Notes from Shannon on the three areas offered by the United Methodist Church…
Where can I get involved in missions work?
United Methodist Volunteers in Mission
UMVIM is a grassroots movement within The United Methodist Church designed to provide an official channel for volunteer service. Through UMVIM, Christians (lay and clergy) can offer their skills and talents for service in their home country and around the world on short-term assignments at their own expense.
Global Mission Fellows
Global Mission Fellows are young adults, ages 20–30, who are committed to work in social justice ministries for two years. They serve outside of their home communities, either in the United States or overseas. This graduate-level fellowship allows participants to address the root causes of oppression and alleviate human suffering alongside community organizations in a variety of issues including public health (including HIV/AIDS), migration/immigration, education and poverty.

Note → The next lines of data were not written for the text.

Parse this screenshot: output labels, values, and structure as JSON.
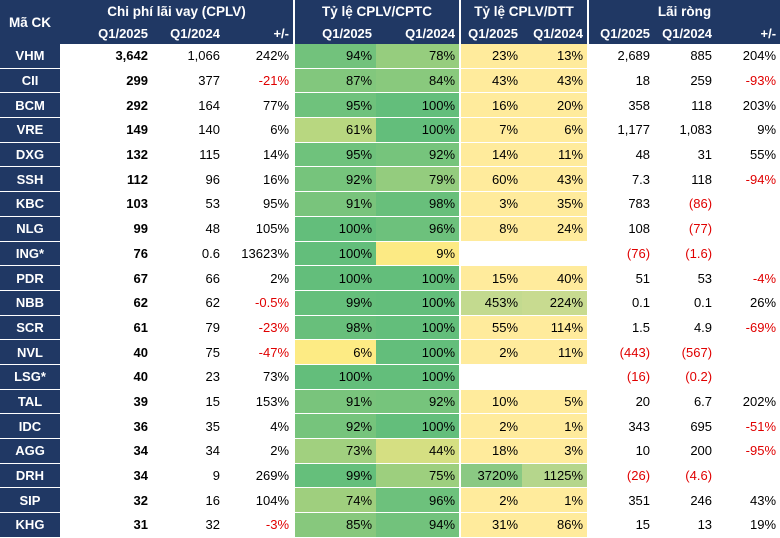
{
  "header": {
    "ma_ck": "Mã CK",
    "groups": [
      "Chi phí lãi vay (CPLV)",
      "Tỷ lệ CPLV/CPTC",
      "Tỷ lệ CPLV/DTT",
      "Lãi ròng"
    ],
    "subheaders": [
      "Q1/2025",
      "Q1/2024",
      "+/-",
      "Q1/2025",
      "Q1/2024",
      "Q1/2025",
      "Q1/2024",
      "Q1/2025",
      "Q1/2024",
      "+/-"
    ]
  },
  "colors": {
    "header_bg": "#203864",
    "negative": "#e00000",
    "cptc_high": "#63be7b",
    "cptc_low": "#ffeb84",
    "dtt_low": "#ffeb9c",
    "dtt_high": "#63be7b"
  },
  "rows": [
    {
      "ma": "VHM",
      "c1": "3,642",
      "c2": "1,066",
      "c3": "242%",
      "c4": "94%",
      "c4v": 94,
      "c5": "78%",
      "c5v": 78,
      "c6": "23%",
      "c6v": 23,
      "c7": "13%",
      "c7v": 13,
      "c8": "2,689",
      "c9": "885",
      "c10": "204%"
    },
    {
      "ma": "CII",
      "c1": "299",
      "c2": "377",
      "c3": "-21%",
      "c4": "87%",
      "c4v": 87,
      "c5": "84%",
      "c5v": 84,
      "c6": "43%",
      "c6v": 43,
      "c7": "43%",
      "c7v": 43,
      "c8": "18",
      "c9": "259",
      "c10": "-93%"
    },
    {
      "ma": "BCM",
      "c1": "292",
      "c2": "164",
      "c3": "77%",
      "c4": "95%",
      "c4v": 95,
      "c5": "100%",
      "c5v": 100,
      "c6": "16%",
      "c6v": 16,
      "c7": "20%",
      "c7v": 20,
      "c8": "358",
      "c9": "118",
      "c10": "203%"
    },
    {
      "ma": "VRE",
      "c1": "149",
      "c2": "140",
      "c3": "6%",
      "c4": "61%",
      "c4v": 61,
      "c5": "100%",
      "c5v": 100,
      "c6": "7%",
      "c6v": 7,
      "c7": "6%",
      "c7v": 6,
      "c8": "1,177",
      "c9": "1,083",
      "c10": "9%"
    },
    {
      "ma": "DXG",
      "c1": "132",
      "c2": "115",
      "c3": "14%",
      "c4": "95%",
      "c4v": 95,
      "c5": "92%",
      "c5v": 92,
      "c6": "14%",
      "c6v": 14,
      "c7": "11%",
      "c7v": 11,
      "c8": "48",
      "c9": "31",
      "c10": "55%"
    },
    {
      "ma": "SSH",
      "c1": "112",
      "c2": "96",
      "c3": "16%",
      "c4": "92%",
      "c4v": 92,
      "c5": "79%",
      "c5v": 79,
      "c6": "60%",
      "c6v": 60,
      "c7": "43%",
      "c7v": 43,
      "c8": "7.3",
      "c9": "118",
      "c10": "-94%"
    },
    {
      "ma": "KBC",
      "c1": "103",
      "c2": "53",
      "c3": "95%",
      "c4": "91%",
      "c4v": 91,
      "c5": "98%",
      "c5v": 98,
      "c6": "3%",
      "c6v": 3,
      "c7": "35%",
      "c7v": 35,
      "c8": "783",
      "c9": "(86)",
      "c10": ""
    },
    {
      "ma": "NLG",
      "c1": "99",
      "c2": "48",
      "c3": "105%",
      "c4": "100%",
      "c4v": 100,
      "c5": "96%",
      "c5v": 96,
      "c6": "8%",
      "c6v": 8,
      "c7": "24%",
      "c7v": 24,
      "c8": "108",
      "c9": "(77)",
      "c10": ""
    },
    {
      "ma": "ING*",
      "c1": "76",
      "c2": "0.6",
      "c3": "13623%",
      "c4": "100%",
      "c4v": 100,
      "c5": "9%",
      "c5v": 9,
      "c6": "",
      "c6v": null,
      "c7": "",
      "c7v": null,
      "c8": "(76)",
      "c9": "(1.6)",
      "c10": ""
    },
    {
      "ma": "PDR",
      "c1": "67",
      "c2": "66",
      "c3": "2%",
      "c4": "100%",
      "c4v": 100,
      "c5": "100%",
      "c5v": 100,
      "c6": "15%",
      "c6v": 15,
      "c7": "40%",
      "c7v": 40,
      "c8": "51",
      "c9": "53",
      "c10": "-4%"
    },
    {
      "ma": "NBB",
      "c1": "62",
      "c2": "62",
      "c3": "-0.5%",
      "c4": "99%",
      "c4v": 99,
      "c5": "100%",
      "c5v": 100,
      "c6": "453%",
      "c6v": 453,
      "c7": "224%",
      "c7v": 224,
      "c8": "0.1",
      "c9": "0.1",
      "c10": "26%"
    },
    {
      "ma": "SCR",
      "c1": "61",
      "c2": "79",
      "c3": "-23%",
      "c4": "98%",
      "c4v": 98,
      "c5": "100%",
      "c5v": 100,
      "c6": "55%",
      "c6v": 55,
      "c7": "114%",
      "c7v": 114,
      "c8": "1.5",
      "c9": "4.9",
      "c10": "-69%"
    },
    {
      "ma": "NVL",
      "c1": "40",
      "c2": "75",
      "c3": "-47%",
      "c4": "6%",
      "c4v": 6,
      "c5": "100%",
      "c5v": 100,
      "c6": "2%",
      "c6v": 2,
      "c7": "11%",
      "c7v": 11,
      "c8": "(443)",
      "c9": "(567)",
      "c10": ""
    },
    {
      "ma": "LSG*",
      "c1": "40",
      "c2": "23",
      "c3": "73%",
      "c4": "100%",
      "c4v": 100,
      "c5": "100%",
      "c5v": 100,
      "c6": "",
      "c6v": null,
      "c7": "",
      "c7v": null,
      "c8": "(16)",
      "c9": "(0.2)",
      "c10": ""
    },
    {
      "ma": "TAL",
      "c1": "39",
      "c2": "15",
      "c3": "153%",
      "c4": "91%",
      "c4v": 91,
      "c5": "92%",
      "c5v": 92,
      "c6": "10%",
      "c6v": 10,
      "c7": "5%",
      "c7v": 5,
      "c8": "20",
      "c9": "6.7",
      "c10": "202%"
    },
    {
      "ma": "IDC",
      "c1": "36",
      "c2": "35",
      "c3": "4%",
      "c4": "92%",
      "c4v": 92,
      "c5": "100%",
      "c5v": 100,
      "c6": "2%",
      "c6v": 2,
      "c7": "1%",
      "c7v": 1,
      "c8": "343",
      "c9": "695",
      "c10": "-51%"
    },
    {
      "ma": "AGG",
      "c1": "34",
      "c2": "34",
      "c3": "2%",
      "c4": "73%",
      "c4v": 73,
      "c5": "44%",
      "c5v": 44,
      "c6": "18%",
      "c6v": 18,
      "c7": "3%",
      "c7v": 3,
      "c8": "10",
      "c9": "200",
      "c10": "-95%"
    },
    {
      "ma": "DRH",
      "c1": "34",
      "c2": "9",
      "c3": "269%",
      "c4": "99%",
      "c4v": 99,
      "c5": "75%",
      "c5v": 75,
      "c6": "3720%",
      "c6v": 3720,
      "c7": "1125%",
      "c7v": 1125,
      "c8": "(26)",
      "c9": "(4.6)",
      "c10": ""
    },
    {
      "ma": "SIP",
      "c1": "32",
      "c2": "16",
      "c3": "104%",
      "c4": "74%",
      "c4v": 74,
      "c5": "96%",
      "c5v": 96,
      "c6": "2%",
      "c6v": 2,
      "c7": "1%",
      "c7v": 1,
      "c8": "351",
      "c9": "246",
      "c10": "43%"
    },
    {
      "ma": "KHG",
      "c1": "31",
      "c2": "32",
      "c3": "-3%",
      "c4": "85%",
      "c4v": 85,
      "c5": "94%",
      "c5v": 94,
      "c6": "31%",
      "c6v": 31,
      "c7": "86%",
      "c7v": 86,
      "c8": "15",
      "c9": "13",
      "c10": "19%"
    }
  ]
}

Creating opportunities for young adults is a priority of Global Ministries. Young adults play a critical role as agents of change in The United Methodist Church.
Missionaries witness and serve in different locales and cultures and engage in a range of professions and activities. They are a tangible connection between the church and mission.
These commissioned individuals are usually called to serve outside their country of origin, as pastors, teachers, doctors, nurses (or in other healing ministries), social workers, church planters, evangelists, and in a variety of other ways through denominational or ecumenical ministries.